Resmi olarak 3000 yıllık gayrıresmi olarak 12.000 yıllık geçmişe sahip olan kadim ve güzel Türkçe'yi anlamayan en fazla otuz yaşındaki bir kişinin saçmalamasıdır.
Senin hayran olduğun diller doğmamışken ve hala hayran olduğun milletler kendini bilmezken bizim atalarımız Türkçe'yi taşlara kazıyordu.
Sen Onre Binabaşı'nı bir araştır.
Ya bu beğenmeyen başka ülkeye gidebilirsinizciler siz nasıl bı kafa yapısı içerisindesiniz siz gerçekten bu ülkeyi isteyerek mi bırakmadığımizi falan düşünüyorsunuz ya
temelsiz ve saçma bir önermedir. dil yaşayan ve gelişen bir varlıktır ve binlerce yıllık geçmişi olmasına rağmen farklı kültürler tarafından ve farklı alfabelerle kullanıldı. türkçe son 1000 senede ve türkçe'de olmamasına rağmen türkçe'ye giren kelimeler, kökeni binlerce yıl önceye dayanan kelimelerin bugün saçma görünmesine neden oldu.
Bir '-mış lı geçmiş zaman eki ' bile yeterlidir ne kadar kuvvetli ve yetkin bir dil olduğuna.

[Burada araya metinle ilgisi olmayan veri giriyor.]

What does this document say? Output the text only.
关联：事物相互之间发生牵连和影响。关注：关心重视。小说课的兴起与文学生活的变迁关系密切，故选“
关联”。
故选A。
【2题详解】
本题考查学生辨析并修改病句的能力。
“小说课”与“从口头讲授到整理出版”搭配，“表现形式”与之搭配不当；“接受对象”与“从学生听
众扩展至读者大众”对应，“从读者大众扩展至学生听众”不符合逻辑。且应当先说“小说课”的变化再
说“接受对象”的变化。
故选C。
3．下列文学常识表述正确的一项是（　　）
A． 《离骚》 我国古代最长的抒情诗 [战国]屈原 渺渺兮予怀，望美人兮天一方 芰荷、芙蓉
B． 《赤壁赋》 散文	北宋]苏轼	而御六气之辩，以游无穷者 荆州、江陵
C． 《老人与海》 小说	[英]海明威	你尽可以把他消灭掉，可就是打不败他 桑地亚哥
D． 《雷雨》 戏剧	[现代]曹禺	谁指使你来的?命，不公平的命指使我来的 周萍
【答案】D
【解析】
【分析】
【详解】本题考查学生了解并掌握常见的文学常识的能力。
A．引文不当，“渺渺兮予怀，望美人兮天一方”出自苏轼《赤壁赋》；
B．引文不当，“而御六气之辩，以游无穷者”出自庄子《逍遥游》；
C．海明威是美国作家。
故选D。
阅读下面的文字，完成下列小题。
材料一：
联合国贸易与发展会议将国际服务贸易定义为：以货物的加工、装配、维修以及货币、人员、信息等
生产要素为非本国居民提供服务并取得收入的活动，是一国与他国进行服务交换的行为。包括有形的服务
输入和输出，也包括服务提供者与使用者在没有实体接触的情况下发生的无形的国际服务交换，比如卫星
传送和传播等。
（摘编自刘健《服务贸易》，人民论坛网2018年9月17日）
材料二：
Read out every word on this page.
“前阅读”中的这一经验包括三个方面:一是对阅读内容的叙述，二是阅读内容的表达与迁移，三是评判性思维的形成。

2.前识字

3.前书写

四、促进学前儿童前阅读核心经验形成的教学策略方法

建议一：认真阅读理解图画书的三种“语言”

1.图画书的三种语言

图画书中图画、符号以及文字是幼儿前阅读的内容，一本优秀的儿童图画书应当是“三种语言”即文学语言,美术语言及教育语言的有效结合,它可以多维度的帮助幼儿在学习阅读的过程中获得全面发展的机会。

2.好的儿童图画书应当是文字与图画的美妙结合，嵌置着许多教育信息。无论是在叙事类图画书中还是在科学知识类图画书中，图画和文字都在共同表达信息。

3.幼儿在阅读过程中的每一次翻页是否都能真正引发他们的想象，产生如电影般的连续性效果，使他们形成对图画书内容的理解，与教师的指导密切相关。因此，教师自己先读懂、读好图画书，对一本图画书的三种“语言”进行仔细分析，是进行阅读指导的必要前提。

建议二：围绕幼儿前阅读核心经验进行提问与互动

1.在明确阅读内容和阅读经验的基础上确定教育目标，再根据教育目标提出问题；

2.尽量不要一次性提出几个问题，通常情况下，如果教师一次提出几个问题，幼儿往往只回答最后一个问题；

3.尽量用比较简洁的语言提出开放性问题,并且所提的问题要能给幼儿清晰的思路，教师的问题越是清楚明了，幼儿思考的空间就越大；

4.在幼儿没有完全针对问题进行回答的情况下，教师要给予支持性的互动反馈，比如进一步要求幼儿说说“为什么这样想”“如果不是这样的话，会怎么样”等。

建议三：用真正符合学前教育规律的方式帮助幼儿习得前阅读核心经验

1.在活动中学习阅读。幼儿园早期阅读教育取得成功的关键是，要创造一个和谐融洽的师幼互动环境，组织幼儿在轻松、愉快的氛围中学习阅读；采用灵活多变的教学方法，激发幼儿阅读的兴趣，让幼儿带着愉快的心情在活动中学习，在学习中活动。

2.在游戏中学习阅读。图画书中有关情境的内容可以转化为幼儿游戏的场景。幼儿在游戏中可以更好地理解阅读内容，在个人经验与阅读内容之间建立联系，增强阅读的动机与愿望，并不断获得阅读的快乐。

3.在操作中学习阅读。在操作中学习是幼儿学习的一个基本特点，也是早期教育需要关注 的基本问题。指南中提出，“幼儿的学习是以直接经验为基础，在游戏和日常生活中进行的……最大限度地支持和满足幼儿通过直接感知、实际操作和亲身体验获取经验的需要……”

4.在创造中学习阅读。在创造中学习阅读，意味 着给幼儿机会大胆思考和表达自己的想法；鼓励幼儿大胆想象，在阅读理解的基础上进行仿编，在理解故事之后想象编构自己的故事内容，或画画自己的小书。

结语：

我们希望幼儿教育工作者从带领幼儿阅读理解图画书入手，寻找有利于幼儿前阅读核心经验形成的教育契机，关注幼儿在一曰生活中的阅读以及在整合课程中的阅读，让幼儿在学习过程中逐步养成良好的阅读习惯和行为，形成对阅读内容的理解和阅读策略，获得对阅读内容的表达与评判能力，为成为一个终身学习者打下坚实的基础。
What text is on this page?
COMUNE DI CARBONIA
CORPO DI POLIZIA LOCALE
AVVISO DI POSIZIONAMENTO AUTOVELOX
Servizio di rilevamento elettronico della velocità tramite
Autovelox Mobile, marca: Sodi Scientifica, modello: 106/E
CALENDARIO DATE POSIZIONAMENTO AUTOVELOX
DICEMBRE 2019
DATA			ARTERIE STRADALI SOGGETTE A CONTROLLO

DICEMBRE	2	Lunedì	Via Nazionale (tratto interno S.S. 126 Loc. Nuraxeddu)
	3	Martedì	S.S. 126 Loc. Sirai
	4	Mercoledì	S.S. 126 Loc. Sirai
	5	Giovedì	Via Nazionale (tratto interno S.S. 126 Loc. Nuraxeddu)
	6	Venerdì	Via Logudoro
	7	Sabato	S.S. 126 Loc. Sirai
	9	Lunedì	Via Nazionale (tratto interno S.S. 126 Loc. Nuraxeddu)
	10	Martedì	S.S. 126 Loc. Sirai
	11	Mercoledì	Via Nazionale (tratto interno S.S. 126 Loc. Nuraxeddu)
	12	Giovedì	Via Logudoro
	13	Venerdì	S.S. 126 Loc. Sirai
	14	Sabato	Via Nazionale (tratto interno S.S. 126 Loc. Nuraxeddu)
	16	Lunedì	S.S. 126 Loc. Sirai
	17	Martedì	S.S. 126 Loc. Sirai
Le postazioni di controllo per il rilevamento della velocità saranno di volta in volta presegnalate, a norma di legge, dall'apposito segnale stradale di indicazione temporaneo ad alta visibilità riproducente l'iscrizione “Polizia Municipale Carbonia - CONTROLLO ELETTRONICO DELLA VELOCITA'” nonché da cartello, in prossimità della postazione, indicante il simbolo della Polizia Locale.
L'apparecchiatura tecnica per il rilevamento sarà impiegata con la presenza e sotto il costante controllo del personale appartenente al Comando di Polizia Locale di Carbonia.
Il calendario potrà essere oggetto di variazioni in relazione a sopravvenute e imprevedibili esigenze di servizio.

Dil bilimde müthiş bir icattir ya da (inananlar için) ilahi bir hediye.
Sözcükler üzerinden Türk Dili'ne saldırmak bayağılığına yapan bir basit kişi daha. Binlerce kilometre öteden gelip onlarca coğrafyaya yerleşip hem siyasi hem de kültürel etkisiyle yüzlerce yıllık devletler kuran Türk Ulusunun dilinde yabancı sözcüklerin girmesi pek doğal bir durumdur. Bu durum Türkçeyi yermez bilakis Türkçenin kendi doğal sınırlarından çok uzak coğrafyalarda bile ayakta olduğunun resmidir. Eğer linguistik, fonetik vb. bir açıdan herhangi bir yorum olsa idi ciddiye alınabilirdi. Görüldüğü üzere bahsettiklerimle uzaktan yakından bir alakasi yoktur. Bu sözler olsa olsa hezeyanıdır.
Bakınız efendiler! Eğer Türk'ün varlığı ve diliyle bir sorununuz varsa ise Türki devletler dışında her yer sizin ülkeniz olabilir. Kimsenin size ihtiyacı ve mecburiyeti yoktur. Bizleri vatanımızla başbaşa bırakınız.
Bir Türkçe öğretmeni olarak bu başlığı uygun bulmuyorum.
Türkçenin dil yapısı olarak Arapça ve Farsça dan üstünlüğü ''Muhakemetül Lugateyn'' adlı eser ile kanıtlanmıştır. Ayrıca dünya üzerindeki nüfusları esas aldığımızda en geniş toprak arazisi üzerinde ilk 5'e giren konuşma dilidir. Saçma olan ne anlamadım.
(bkz: Türkiye Türkçesi)
(bkz: Azerice)
(bkz: Türkmence)
(bkz: Kazakça)
(bkz: Özbekçe)
(bkz: Kırgızca)
(bkz: uygurca)
Hala Osmanlıca diyen cahiller var. Zaten Arapça ve Farsça kelime ve tamlamalar Osmanlı Türkçesi’ nde yoğunluktaydı.Hem Arapça Farsça olmasın hem de Osmanlı Türkçesi olsun diyen birinin edebiyat bilgisi yoktur. Onları kınıyorum. insan bir şey söylemeden önce düşünür lakin insanda düşünce gücü olmayınca direkt ağzına geleni söyleyiveriyor. Orta Asya’dan Anadolu’ya gelirken islamın etkisiyle dilimize Arapça ve Farsça kelimeler girmiştir.Bu bozulmuş dili zaten yüksek zümre konuşmaktaydı. Halk Türkçe’nin daha öz halini konuşmaktaydı.
Özellikle Tanzimat döneminden sonra Milli Edebiyat döneminde dilde sadeleşme ve yabancı kelimelerden arınma çalışmaları başlamıştır. Çok cahilsiniz.
Saflığını koruyabilen bir dil bugüne kadar var olmamıştır. Her dil yaşadığı coğrafyadan, etkileşimde bulunduğu kültürden, içinde bulunduğu çağdan etkilenir. Bunda abartılacak bir şey yoktur hatta dil zenginliği olarak da kabul edilebilir.
Asıl sinir bozucu olan Türkçesi varken başka bir dildeki halini kullanmaktır.